After making a case for the construction of Hosny as on-screen ‘image’, the paper will venture beyond Hosny’s on-screen representations to consider her after-lives (and more specifically, the afterlives of her ‘image’) off-screen. As well as considering the proliferation and circulation of fetishized images of Hosny on items ranging from house-hold wares (coasters, cushions), to wall-art, to contemporary fashion items, the paper will conclude by posing – and attempting to answer – the following question: why is the nation obsessed with Hosny, and more primarily, with Hosny as an image – a visual commodity – up until the present day?

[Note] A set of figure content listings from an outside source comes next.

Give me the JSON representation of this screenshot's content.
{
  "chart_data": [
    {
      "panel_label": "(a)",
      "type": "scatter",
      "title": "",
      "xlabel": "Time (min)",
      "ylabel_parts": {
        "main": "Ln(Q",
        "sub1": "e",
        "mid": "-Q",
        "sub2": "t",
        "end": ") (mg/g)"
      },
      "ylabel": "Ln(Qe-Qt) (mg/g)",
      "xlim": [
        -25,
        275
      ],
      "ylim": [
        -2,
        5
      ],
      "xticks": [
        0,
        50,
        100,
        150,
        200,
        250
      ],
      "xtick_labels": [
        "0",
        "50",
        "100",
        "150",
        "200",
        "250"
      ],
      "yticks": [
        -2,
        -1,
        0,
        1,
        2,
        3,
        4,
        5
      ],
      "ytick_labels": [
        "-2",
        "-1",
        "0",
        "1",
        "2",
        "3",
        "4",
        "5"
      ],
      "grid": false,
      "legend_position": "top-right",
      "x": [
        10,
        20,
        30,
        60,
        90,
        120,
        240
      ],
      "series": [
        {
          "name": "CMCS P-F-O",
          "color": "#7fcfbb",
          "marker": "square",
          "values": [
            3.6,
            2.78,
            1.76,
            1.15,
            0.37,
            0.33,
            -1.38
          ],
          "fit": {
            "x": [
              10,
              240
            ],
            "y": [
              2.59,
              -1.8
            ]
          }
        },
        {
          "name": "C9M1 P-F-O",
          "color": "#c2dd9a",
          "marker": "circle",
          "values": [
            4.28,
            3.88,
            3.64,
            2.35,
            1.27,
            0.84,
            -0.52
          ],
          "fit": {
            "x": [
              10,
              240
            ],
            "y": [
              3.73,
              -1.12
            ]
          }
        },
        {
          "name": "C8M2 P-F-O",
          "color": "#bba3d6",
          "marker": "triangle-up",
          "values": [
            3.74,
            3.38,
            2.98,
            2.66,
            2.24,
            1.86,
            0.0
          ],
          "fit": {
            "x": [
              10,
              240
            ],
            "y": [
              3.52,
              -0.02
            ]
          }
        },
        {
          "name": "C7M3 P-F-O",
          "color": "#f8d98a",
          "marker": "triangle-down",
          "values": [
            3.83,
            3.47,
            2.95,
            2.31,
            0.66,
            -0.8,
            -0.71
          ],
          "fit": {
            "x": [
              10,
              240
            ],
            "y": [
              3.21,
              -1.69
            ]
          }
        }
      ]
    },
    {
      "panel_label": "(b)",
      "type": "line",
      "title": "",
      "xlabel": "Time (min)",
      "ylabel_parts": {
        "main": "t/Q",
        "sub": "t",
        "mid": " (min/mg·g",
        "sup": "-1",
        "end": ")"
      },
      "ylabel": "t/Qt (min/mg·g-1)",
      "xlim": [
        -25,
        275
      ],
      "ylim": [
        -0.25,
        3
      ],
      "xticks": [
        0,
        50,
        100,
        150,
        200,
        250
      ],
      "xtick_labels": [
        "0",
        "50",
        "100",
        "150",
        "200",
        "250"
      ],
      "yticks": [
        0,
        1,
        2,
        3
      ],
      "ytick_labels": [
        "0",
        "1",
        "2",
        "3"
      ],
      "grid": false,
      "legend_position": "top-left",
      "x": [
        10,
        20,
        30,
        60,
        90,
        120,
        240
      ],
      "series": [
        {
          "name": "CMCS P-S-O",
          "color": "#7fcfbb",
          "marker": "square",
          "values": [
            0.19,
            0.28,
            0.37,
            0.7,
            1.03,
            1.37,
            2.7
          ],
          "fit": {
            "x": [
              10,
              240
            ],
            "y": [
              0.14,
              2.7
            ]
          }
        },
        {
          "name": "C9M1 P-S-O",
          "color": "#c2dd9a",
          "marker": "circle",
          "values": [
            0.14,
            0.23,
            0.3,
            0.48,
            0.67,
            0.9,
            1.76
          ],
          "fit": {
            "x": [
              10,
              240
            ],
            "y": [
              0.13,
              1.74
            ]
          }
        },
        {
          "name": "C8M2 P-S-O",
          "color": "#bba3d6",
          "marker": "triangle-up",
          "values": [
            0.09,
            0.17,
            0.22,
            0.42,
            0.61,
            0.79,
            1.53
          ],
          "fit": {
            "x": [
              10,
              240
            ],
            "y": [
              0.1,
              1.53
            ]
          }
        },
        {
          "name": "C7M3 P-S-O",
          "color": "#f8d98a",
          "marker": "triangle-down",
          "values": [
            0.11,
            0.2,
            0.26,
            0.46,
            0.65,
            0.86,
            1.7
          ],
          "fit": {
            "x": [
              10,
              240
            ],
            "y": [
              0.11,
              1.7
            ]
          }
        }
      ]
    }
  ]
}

As a theoretical starting point, this paper will be engaging with Richard Dyer’s seminal theories on the construction and commodification of the ‘star’ – particularly, with regards to the construction of the ‘star’ as image. In addition, this paper will draw on theoretical frameworks of studying visual and material culture vis-à-vis gender studies. Specifically, the paper will pay particular attention to the aesthetic and sociopolitical forces at work, in constructing a volatile version of ‘femininity’: a kind of ‘femininity’ which is idolized, sanctioned and sanctified, but only within the confines of an image – whether this image be projected on the silver screen, or transferred unto a coffee-cup. This will, in turn, lead us to consider the negotiation, and transformation, of the social and ideological place of ‘women’ – and women stars and entertainers, in particular – across the decades in which Hosny was active: an issue famously tackled by Hosny herself, through her iconic role in Khali Balak min Zuzu! (Watch out for Zuzu!, 1971).